Viele Menschen nehmen erst seit der langen Wirtschaftskrise an der neuen Ökonomie teil

Es ist auch Aufgabe der Regulierer sicherzustellen, dass die unternehmensinternen Systeme funktionieren. All die Sharing-Firmen haben ihre eigenen Wege gefunden, um Missbrauch zu verhindern und ihre Teilnehmer zu schützen. Bei Lyft müssen Fahrer zum Beispiel nachweisen, dass sie keine Verkehrssünder sind. Bei AirBnB gibt es Versicherungen für Vermieter, falls ein Untermieter die Wohnung verwüstet. All diese internen Systeme haben die Unternehmen übrigens erfunden, um das Vertrauen zu Fremden zu ersetzen.

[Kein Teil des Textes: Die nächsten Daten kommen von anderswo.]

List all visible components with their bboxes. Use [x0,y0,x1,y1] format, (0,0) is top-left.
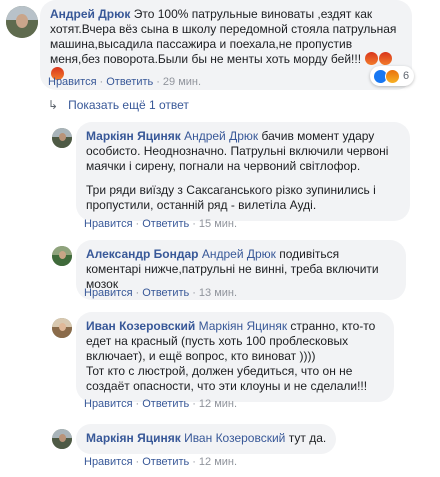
avatar[interactable] [6,6,38,38]
reactions-badge[interactable]: 6 [370,66,415,86]
separator: · [135,218,140,230]
timestamp[interactable]: 15 мин. [199,218,237,230]
reply-author[interactable]: Маркіян Яциняк [86,129,181,143]
reply-actions: Нравится · Ответить · 12 мин. [84,456,237,468]
like-link[interactable]: Нравится [84,218,133,230]
reply-text: Тот кто с люстрой, должен убедиться, что… [86,364,368,393]
reply-link[interactable]: Ответить [142,398,189,410]
reply-text: тут да. [288,431,327,445]
separator: · [192,287,196,299]
like-link[interactable]: Нравится [84,287,133,299]
reply-arrow-icon: ↳ [48,98,59,112]
reply-author[interactable]: Иван Козеровский [86,319,195,333]
timestamp[interactable]: 29 мин. [163,76,201,88]
like-link[interactable]: Нравится [84,456,133,468]
avatar[interactable] [52,318,72,338]
reply-author[interactable]: Маркіян Яциняк [86,431,181,445]
reply-bubble: Иван Козеровский Маркіян Яциняк странно,… [76,312,394,402]
timestamp[interactable]: 12 мин. [199,456,237,468]
like-link[interactable]: Нравится [48,76,97,88]
separator: · [135,398,140,410]
show-more-label: Показать ещё 1 ответ [68,98,189,112]
like-link[interactable]: Нравится [84,398,133,410]
separator: · [192,456,196,468]
reply-bubble: Маркіян Яциняк Андрей Дрюк бачив момент … [76,122,410,221]
timestamp[interactable]: 12 мин. [199,398,237,410]
angry-emoji [379,52,393,65]
reply-link[interactable]: Ответить [142,287,189,299]
reaction-count: 6 [403,70,410,82]
separator: · [156,76,160,88]
mention[interactable]: Маркіян Яциняк [199,319,287,333]
mention[interactable]: Андрей Дрюк [184,129,258,143]
comment-andrey: Андрей Дрюк Это 100% патрульные виноваты… [0,0,440,92]
avatar[interactable] [52,128,72,148]
reply-link[interactable]: Ответить [142,456,189,468]
separator: · [135,287,140,299]
avatar[interactable] [52,429,72,449]
reply-link[interactable]: Ответить [106,76,153,88]
reply-author[interactable]: Александр Бондар [86,247,199,261]
separator: · [192,398,196,410]
avatar[interactable] [52,246,72,266]
show-more-replies-link[interactable]: ↳ Показать ещё 1 ответ [48,98,189,112]
reply-text: Три ряди виїзду з Саксаганського різко з… [86,183,376,212]
separator: · [99,76,104,88]
mention[interactable]: Андрей Дрюк [202,247,276,261]
reply-actions: Нравится · Ответить · 13 мин. [84,287,237,299]
comment-author[interactable]: Андрей Дрюк [50,7,130,21]
reply-actions: Нравится · Ответить · 12 мин. [84,398,237,410]
mention[interactable]: Иван Козеровский [184,431,285,445]
angry-reaction-icon [385,68,400,84]
angry-emoji [365,52,379,65]
separator: · [135,456,140,468]
comment-actions: Нравится · Ответить · 29 мин. [48,76,201,88]
separator: · [192,218,196,230]
reply-link[interactable]: Ответить [142,218,189,230]
reply-bubble: Маркіян Яциняк Иван Козеровский тут да. [76,424,337,454]
timestamp[interactable]: 13 мин. [199,287,237,299]
reply-actions: Нравится · Ответить · 15 мин. [84,218,237,230]
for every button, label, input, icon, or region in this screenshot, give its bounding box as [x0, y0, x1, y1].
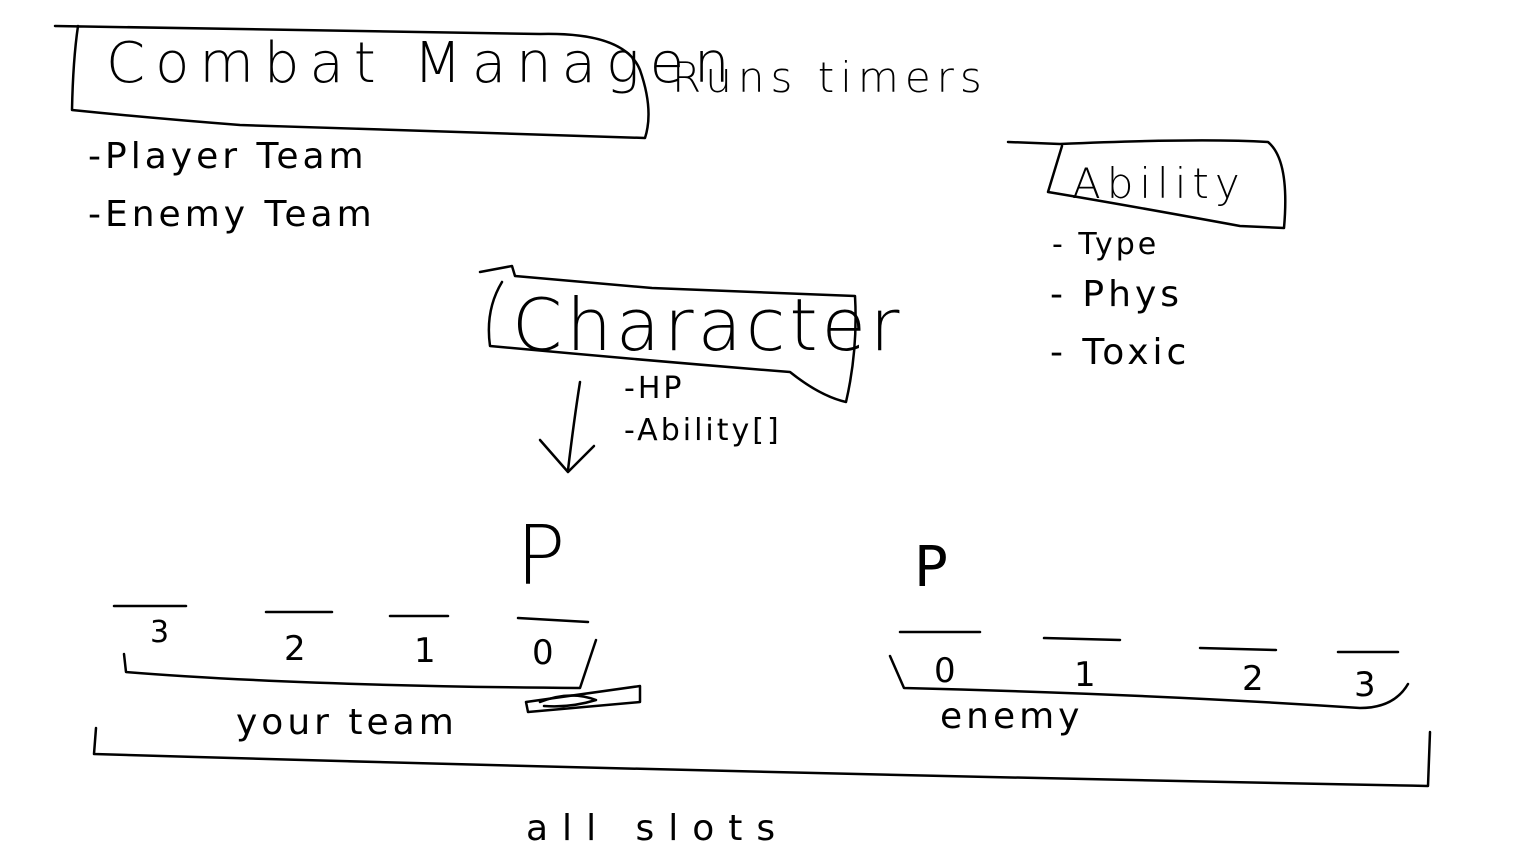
diagram-canvas: Combat Managen Runs timers -Player Team … — [53, 24, 1432, 849]
enemy-team-slot-0: 0 — [934, 651, 956, 691]
combat-manager-field-enemy-team: -Enemy Team — [88, 194, 376, 235]
character-field-hp: -HP — [624, 371, 684, 406]
enemy-team-slot-lines — [898, 630, 1400, 654]
your-team-slot-lines — [112, 604, 590, 624]
player-marker: P — [516, 509, 565, 604]
your-team-label: your team — [236, 702, 458, 743]
character-field-ability: -Ability[] — [624, 413, 782, 448]
ability-field-type: - Type — [1052, 227, 1159, 262]
enemy-team-slot-1: 1 — [1074, 655, 1096, 695]
character-title: Character — [512, 283, 903, 367]
your-team-slot-3: 3 — [150, 615, 172, 650]
enemy-team-label: enemy — [940, 696, 1084, 737]
enemy-team-slot-2: 2 — [1242, 659, 1264, 699]
down-arrow-icon — [538, 380, 596, 474]
ability-title: Ability — [1072, 159, 1246, 208]
combat-manager-note: Runs timers — [672, 53, 988, 102]
combat-manager-field-player-team: -Player Team — [88, 136, 368, 177]
your-team-bracket — [122, 638, 598, 690]
ability-field-phys: - Phys — [1050, 274, 1183, 315]
combat-manager-title: Combat Managen — [106, 31, 740, 96]
your-team-slot-1: 1 — [414, 631, 436, 671]
all-slots-label: all slots — [526, 808, 789, 849]
scribble-mark — [524, 684, 642, 714]
enemy-team-slot-3: 3 — [1354, 665, 1376, 705]
your-team-slot-2: 2 — [284, 629, 306, 669]
your-team-slot-0: 0 — [532, 633, 554, 673]
enemy-marker: P — [914, 535, 948, 600]
ability-field-toxic: - Toxic — [1050, 332, 1190, 373]
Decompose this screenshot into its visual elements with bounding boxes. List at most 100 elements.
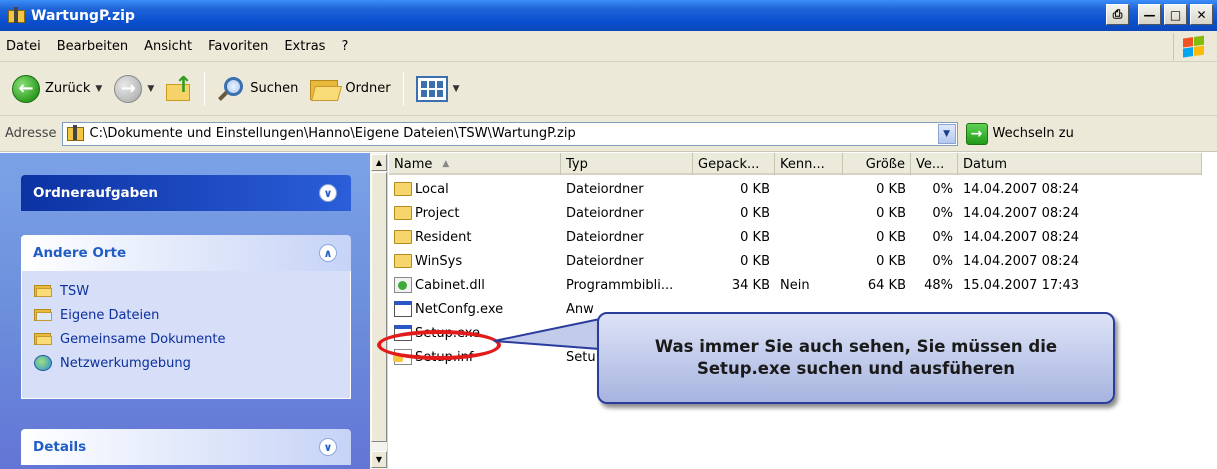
cell-type: Dateiordner [561, 201, 693, 225]
cell-packed: 0 KB [693, 201, 775, 225]
table-row[interactable]: Resident Dateiordner 0 KB 0 KB 0% 14.04.2007 … [389, 225, 1202, 249]
menu-help[interactable]: ? [333, 39, 356, 54]
address-dropdown-icon[interactable]: ▼ [937, 123, 956, 144]
folders-button[interactable]: Ordner [304, 69, 396, 109]
back-button[interactable]: ← Zurück ▼ [6, 69, 108, 109]
highlight-ellipse [377, 330, 501, 360]
cell-text: 0 KB [740, 253, 770, 269]
file-name: Resident [415, 229, 472, 245]
minimize-button[interactable]: — [1138, 4, 1161, 25]
column-name[interactable]: Name ▲ [389, 153, 561, 175]
back-dropdown-icon[interactable]: ▼ [95, 84, 102, 94]
cell-size: 64 KB [843, 273, 911, 297]
column-label: Ve... [916, 156, 945, 172]
up-button[interactable]: ↑ [160, 69, 198, 109]
print-icon[interactable]: ⎙ [1106, 4, 1129, 25]
expand-chevron-icon[interactable]: ∨ [319, 184, 337, 202]
other-places-header[interactable]: Andere Orte ∧ [21, 235, 351, 271]
forward-button[interactable]: → ▼ [108, 69, 160, 109]
place-label: Eigene Dateien [60, 307, 160, 323]
cell-text: 0 KB [740, 205, 770, 221]
folder-icon [394, 181, 412, 197]
views-button[interactable]: ▼ [410, 69, 466, 109]
go-button[interactable]: → Wechseln zu [965, 122, 1074, 145]
menu-extras[interactable]: Extras [276, 39, 333, 54]
cell-ratio: 0% [911, 201, 958, 225]
vertical-scrollbar[interactable]: ▲ ▼ [370, 153, 388, 469]
search-button[interactable]: Suchen [211, 69, 304, 109]
place-tsw[interactable]: TSW [34, 279, 338, 303]
table-row[interactable]: Project Dateiordner 0 KB 0 KB 0% 14.04.2007 0… [389, 201, 1202, 225]
cell-text: 14.04.2007 08:24 [963, 181, 1080, 197]
close-button[interactable]: ✕ [1190, 4, 1213, 25]
place-netzwerkumgebung[interactable]: Netzwerkumgebung [34, 351, 338, 375]
cell-date: 14.04.2007 08:24 [958, 201, 1202, 225]
search-icon [217, 75, 245, 103]
cell-pw [775, 177, 843, 201]
cell-text: 0 KB [876, 253, 906, 269]
toolbar-separator [402, 71, 404, 106]
address-label: Adresse [5, 126, 57, 141]
cell-type: Dateiordner [561, 249, 693, 273]
callout-line-2: Setup.exe suchen und ausfüheren [696, 359, 1016, 378]
views-dropdown-icon[interactable]: ▼ [453, 84, 460, 94]
cell-type: Programmbibli... [561, 273, 693, 297]
scroll-down-icon[interactable]: ▼ [371, 451, 387, 468]
expand-chevron-icon[interactable]: ∨ [319, 438, 337, 456]
cell-ratio: 0% [911, 249, 958, 273]
details-header[interactable]: Details ∨ [21, 429, 351, 465]
address-bar: Adresse C:\Dokumente und Einstellungen\H… [0, 116, 1217, 152]
column-label: Kenn... [780, 156, 825, 172]
place-eigene-dateien[interactable]: Eigene Dateien [34, 303, 338, 327]
column-password[interactable]: Kenn... [775, 153, 843, 175]
menu-favoriten[interactable]: Favoriten [200, 39, 276, 54]
cell-text: Nein [780, 277, 810, 293]
folder-tasks-header[interactable]: Ordneraufgaben ∨ [21, 175, 351, 211]
sort-ascending-icon: ▲ [442, 159, 450, 169]
callout-box: Was immer Sie auch sehen, Sie müssen die… [597, 312, 1115, 404]
cell-date: 14.04.2007 08:24 [958, 225, 1202, 249]
file-list-pane: ▲ ▼ Name ▲ Typ Gepack... Kenn... Größe V… [370, 153, 1217, 469]
dll-icon [394, 277, 412, 293]
back-arrow-icon: ← [12, 74, 40, 103]
menu-bar: Datei Bearbeiten Ansicht Favoriten Extra… [0, 31, 1217, 62]
cell-text: 15.04.2007 17:43 [963, 277, 1080, 293]
address-path: C:\Dokumente und Einstellungen\Hanno\Eig… [89, 126, 576, 141]
column-type[interactable]: Typ [561, 153, 693, 175]
cell-ratio: 0% [911, 225, 958, 249]
cell-pw [775, 225, 843, 249]
folder-icon [34, 332, 52, 346]
address-input[interactable]: C:\Dokumente und Einstellungen\Hanno\Eig… [61, 121, 958, 146]
scroll-thumb[interactable] [371, 172, 387, 442]
cell-text: 14.04.2007 08:24 [963, 229, 1080, 245]
network-icon [34, 355, 52, 371]
scroll-up-icon[interactable]: ▲ [371, 154, 387, 171]
collapse-chevron-icon[interactable]: ∧ [319, 244, 337, 262]
zip-folder-icon [66, 125, 84, 142]
cell-text: 64 KB [867, 277, 906, 293]
go-arrow-icon: → [965, 122, 988, 145]
go-label: Wechseln zu [992, 126, 1074, 141]
cell-packed: 34 KB [693, 273, 775, 297]
forward-dropdown-icon[interactable]: ▼ [147, 84, 154, 94]
cell-text: Dateiordner [566, 253, 644, 269]
maximize-button[interactable]: □ [1164, 4, 1187, 25]
menu-bearbeiten[interactable]: Bearbeiten [49, 39, 136, 54]
menu-ansicht[interactable]: Ansicht [136, 39, 200, 54]
column-date[interactable]: Datum [958, 153, 1202, 175]
cell-text: 0 KB [876, 229, 906, 245]
file-name: Local [415, 181, 449, 197]
cell-text: 0 KB [740, 181, 770, 197]
cell-name: Cabinet.dll [389, 273, 561, 297]
cell-type: Dateiordner [561, 225, 693, 249]
cell-text: 48% [924, 277, 953, 293]
menu-datei[interactable]: Datei [0, 39, 49, 54]
cell-text: 34 KB [731, 277, 770, 293]
column-packed[interactable]: Gepack... [693, 153, 775, 175]
table-row[interactable]: Cabinet.dll Programmbibli... 34 KB Nein 64 K… [389, 273, 1202, 297]
column-ratio[interactable]: Ve... [911, 153, 958, 175]
table-row[interactable]: WinSys Dateiordner 0 KB 0 KB 0% 14.04.2007 08… [389, 249, 1202, 273]
place-gemeinsame-dokumente[interactable]: Gemeinsame Dokumente [34, 327, 338, 351]
column-size[interactable]: Größe [843, 153, 911, 175]
table-row[interactable]: Local Dateiordner 0 KB 0 KB 0% 14.04.2007 08:… [389, 177, 1202, 201]
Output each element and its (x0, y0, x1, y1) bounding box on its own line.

Auch die Steuergesetze müssen angepasst werden. Wer mit der Sharing Economy zum Unternehmer wird, muss auch entsprechend Steuern bezahlen. Und die Behörden müssen aufpassen, dass sie nicht zum Ausbeutersystem wird. Viele Menschen nehmen erst seit der langen Wirtschaftskrise an der neuen Ökonomie teil, weil sie ihre Jobs verloren haben oder mit ihrem Job nicht mehr genug Geld verdienen. Gerade in Amerika gibt es seit der Krise immer weniger feste Vollzeitstellen. Viele Menschen werden nicht aus einer romantischen Idee heraus Fahrer bei Uber oder Lyft, sondern um zu überleben. Und laut AirBnB-Gründer Chesky brauchen 62 Prozent der AirBnB-Vermieter in New York das Extra-Einkommen, um ihre horrende Miete zu zahlen. Mit der Sharing Economy richtiges Geld zu verdienen, ist aber sehr schwer. Es muss eine Aufsicht geben, damit über solche Angebote nicht der Arbeitsschutz umgangen wird. Das Gleiche gilt für Bau- und Nachbarschutz-Vorschriften. Wer AirBnB nutzt, um zum modernen Slum Lord aufzusteigen, muss von den Behörden gestoppt werden.

Aber die Regulierer sollten lenken, nicht bremsen. Der Gesetzgeber muss berechtigte Interessen schützen, aber gleichzeitig dafür sorgen, dass ein paar schwarze Schafe nicht eine moderne, effizientere Volkswirtschaft bremsen.